Eine Neu-Nationalrätin der Grünen verschickt versehentlich ein Mail an die gesamte Bundesversammlung – und die politischen Gegner vergeben die Vorlage schändlich.

Wer sich einmal verklickt, braucht für den Spott nicht zu sorgen. Manuela Weichelt-Picard ist angesichts der müden Gegnerschaft aber noch einmal glimpflich davongekommen. Foto: Keystone
Wer sich einmal verklickt, braucht für den Spott nicht zu sorgen. Manuela Weichelt-Picard ist angesichts der müden Gegnerschaft aber noch einmal glimpflich davongekommen. Foto: Keystone

Sie ist die erste Zuger Nationalrätin (nachzulesen in ihrer Mail-Signatur). Sie bezeichnet sich als «speditiv», «pünktlich» und als «Organisationstalent» (das liest man unter den Buchstaben S, P und O in ihrem A–Z über sich selbst) und sie hat eben eine Mail an 245 Kolleginnen und Kollegen im Parlament verschickt.

War natürlich ein Versehen. «Antworten an alle», schnell gedrückt, Teufel Technik (dass sie danach versuchte, das Mail «zurückzurufen»: macht es nicht besser). Im Mail waren Fragen zu ihrer Spesenabrechnung vom Dezember 2019, ihrer ersten Abrechnung als neue Nationalrätin. Eine dieser Rechnungen datierte vom letzten Tag ihres Einführungsseminars als neue Parlamentarierin, wie zuerst Nau.ch (noch ohne Namensnennung) und später der «Blick» punktgenau rapportierten. «Peinlich rasche Spesenabrechnung», titelte die Zeitung.

Ausgerechnet einer Nationalrätin, die im Ruf steht, alles etwas gar genau zu nehmen, etwas sehr korrekt und ernst zu sein, passiert so ein Lapsus.

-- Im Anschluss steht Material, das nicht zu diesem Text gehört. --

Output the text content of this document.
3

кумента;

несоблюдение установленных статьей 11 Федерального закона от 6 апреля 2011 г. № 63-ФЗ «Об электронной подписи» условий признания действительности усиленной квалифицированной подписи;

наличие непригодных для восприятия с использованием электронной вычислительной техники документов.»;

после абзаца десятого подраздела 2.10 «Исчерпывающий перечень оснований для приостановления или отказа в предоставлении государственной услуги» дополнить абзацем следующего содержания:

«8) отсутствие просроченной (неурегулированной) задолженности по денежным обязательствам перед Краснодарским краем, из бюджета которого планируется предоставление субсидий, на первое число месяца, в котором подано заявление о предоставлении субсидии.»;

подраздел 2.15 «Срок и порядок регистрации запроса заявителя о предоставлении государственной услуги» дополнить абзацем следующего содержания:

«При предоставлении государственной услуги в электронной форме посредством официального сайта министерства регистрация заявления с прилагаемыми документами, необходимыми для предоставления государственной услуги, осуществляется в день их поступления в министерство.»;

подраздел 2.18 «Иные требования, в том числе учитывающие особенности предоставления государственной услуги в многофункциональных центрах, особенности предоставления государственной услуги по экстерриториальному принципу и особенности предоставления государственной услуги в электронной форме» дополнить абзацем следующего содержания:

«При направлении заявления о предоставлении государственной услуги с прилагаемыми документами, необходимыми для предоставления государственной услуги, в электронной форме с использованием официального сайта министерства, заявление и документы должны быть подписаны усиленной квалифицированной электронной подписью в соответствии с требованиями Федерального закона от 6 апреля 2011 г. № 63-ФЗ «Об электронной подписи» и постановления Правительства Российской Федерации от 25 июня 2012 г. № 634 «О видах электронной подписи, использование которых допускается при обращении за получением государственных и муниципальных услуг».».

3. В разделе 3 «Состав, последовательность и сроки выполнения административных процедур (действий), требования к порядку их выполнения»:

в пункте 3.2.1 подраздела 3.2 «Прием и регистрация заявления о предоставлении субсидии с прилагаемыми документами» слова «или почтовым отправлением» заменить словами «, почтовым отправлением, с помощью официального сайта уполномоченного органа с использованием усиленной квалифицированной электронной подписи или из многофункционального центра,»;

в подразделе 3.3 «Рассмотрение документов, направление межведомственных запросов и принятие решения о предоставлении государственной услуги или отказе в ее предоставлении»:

Als der Zürcher SVP-Kantonsrat Claudio Schmid das Schreiben erhielt, veröffentlichte er den Brief im Internet, samt Anschrift, Telefonnummer und Mail-Adresse der Grünen Nationalrätin Manuela Weichelt-Picard aus dem Kanton Zug. Im Sinne der «Transparenz» schrieb Schmid, denn etwas Unrechtes hat Weichelt ja nicht getan. «Gier hat einen Namen», antwortete einer im Internet. Ein anderer schrieb: «Sie kriegen den Hals nicht voll.» Hashtag: Parasiten.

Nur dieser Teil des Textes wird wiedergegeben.